Even cross-play won’t be fully functional with only cross-generational (PS5 vs. PS4, Xbox Series X/S vs. Xbox One) play available. Fast forward a little bit to late Autumn and we’ll see both “Online Leagues” as well as “Team Building” being added. We’re two years in the making and Konami doesn’t even have a name for these modes. Unless they’re going to wow us with another underwhelming trailer, it speaks to the lack of foresight by Konami. It’s also at this point that cross-platform matches will open up, as well as the first taste of what will most likely be “death by a million microtransactions” in the form of this Match Pass System.
Fast forward some more into Winter and full cross-platform play will be available with controller support for mobile devices included. Nowhere on this roadmap are mentions of Master League or MyClub, the two flagship PES modes. Maybe an announcement on these two will come, but for now it leads to speculation — and speculation within the sports gaming community is almost always negative.
It’s no secret I’m hard on both EA and Konami when it comes to their soccer titles. EA, with all its resources and reach should be closer to a footy simulation by now, but outside factors probably contribute to it being in the place it currently resides. Konami and its “Gameplay is King” or “The Pitch is Ours” catchphrases used to speak directly to the offline community, but now Konami has seemingly pivoted to a new model piggybacking off the player vs. player gameplay experiences that are the rage now. While even the gameplay can vary between Data Packs, there was always a sense that PES was for pushing towards football simulation with the emphasis on gameplay. It’s too early to declare that PES is dead, but one thing is for certain: what we see from eFootball in August will be different than what we have in December.
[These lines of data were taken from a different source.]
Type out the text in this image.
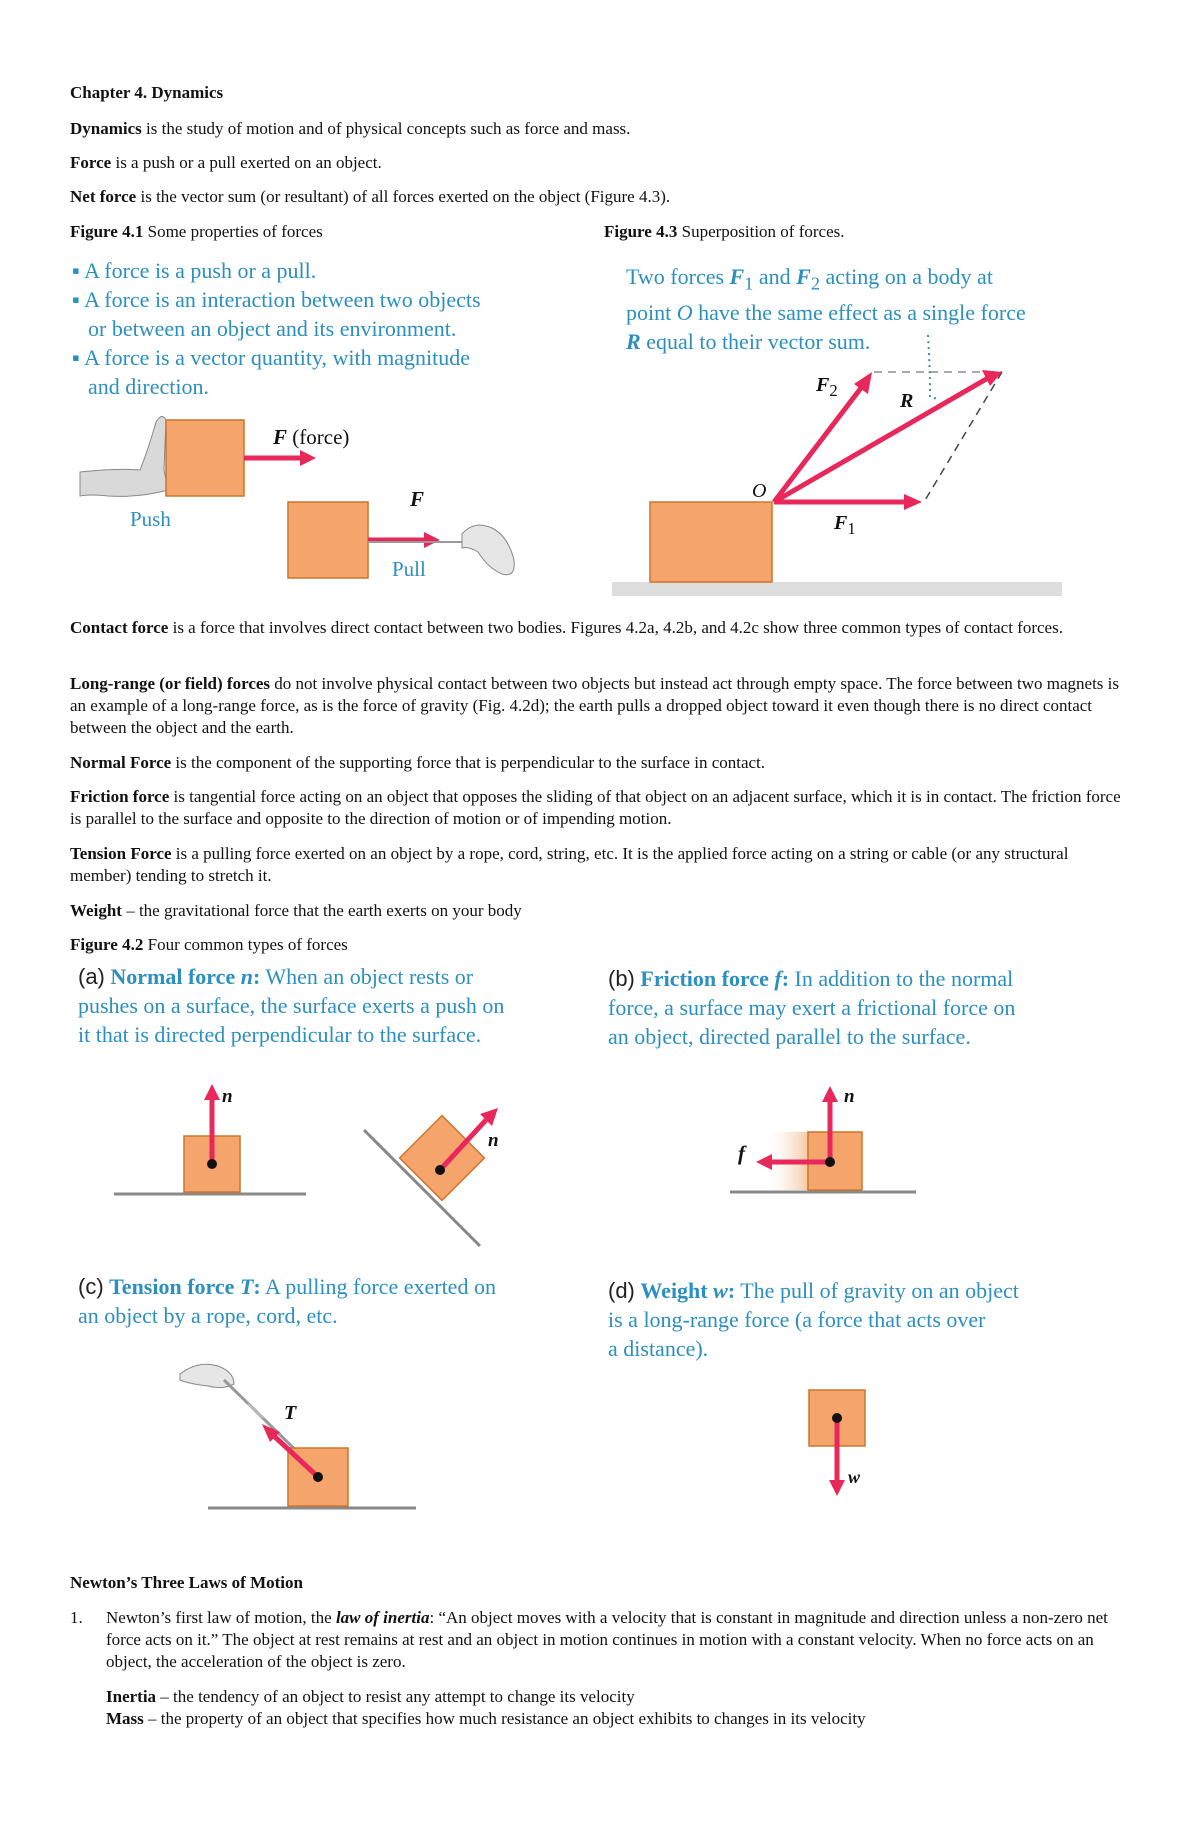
Chapter 4. Dynamics
Dynamics is the study of motion and of physical concepts such as force and mass.
Force is a push or a pull exerted on an object.
Net force is the vector sum (or resultant) of all forces exerted on the object (Figure 4.3).
Figure 4.1 Some properties of forces	Figure 4.3 Superposition of forces.
▪ A force is a push or a pull.
▪ A force is an interaction between two objects
or between an object and its environment.
▪ A force is a vector quantity, with magnitude
and direction.
F (force)
F
Push
Pull
Two forces $F_1$ and $F_2$ acting on a body at
point O have the same effect as a single force
R equal to their vector sum.
O
R
$F_2$
$F_1$
Contact force is a force that involves direct contact between two bodies. Figures 4.2a, 4.2b, and 4.2c show three common types of contact forces.
Long-range (or field) forces do not involve physical contact between two objects but instead act through empty space. The force between two magnets is an example of a long-range force, as is the force of gravity (Fig. 4.2d); the earth pulls a dropped object toward it even though there is no direct contact between the object and the earth.
Normal Force is the component of the supporting force that is perpendicular to the surface in contact.
Friction force is tangential force acting on an object that opposes the sliding of that object on an adjacent surface, which it is in contact. The friction force is parallel to the surface and opposite to the direction of motion or of impending motion.
Tension Force is a pulling force exerted on an object by a rope, cord, string, etc. It is the applied force acting on a string or cable (or any structural member) tending to stretch it.
Weight – the gravitational force that the earth exerts on your body
Figure 4.2 Four common types of forces
(a) Normal force n: When an object rests or
pushes on a surface, the surface exerts a push on
it that is directed perpendicular to the surface.
(b) Friction force f: In addition to the normal
force, a surface may exert a frictional force on
an object, directed parallel to the surface.
n
n
n
f
(c) Tension force T: A pulling force exerted on
an object by a rope, cord, etc.
(d) Weight w: The pull of gravity on an object
is a long-range force (a force that acts over
a distance).
T
w
Newton’s Three Laws of Motion
1. Newton’s first law of motion, the law of inertia: “An object moves with a velocity that is constant in magnitude and direction unless a non-zero net force acts on it.” The object at rest remains at rest and an object in motion continues in motion with a constant velocity. When no force acts on an object, the acceleration of the object is zero.
Inertia – the tendency of an object to resist any attempt to change its velocity
Mass – the property of an object that specifies how much resistance an object exhibits to changes in its velocity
Personally, I’m extremely disappointed in this announcement. We’ve waited two years for a significant upgrade to eFootball PES 2020 utilizing the power of the Unreal Engine and next-gen systems, only to see what looks like mobile graphics scaled down to appeal to the mobile gaming community. If the changes to Master League are minimal and the graphical upgrades have indeed been stunted to make a level playing field, then many of us will be left with a difficult decision to make.
Unfortunately, Konami is testing our patience as more information is not forthcoming until August. In an age where disinformation rules, this is a dangerous strategical approach being taken by Konami and one that could potentially backfire.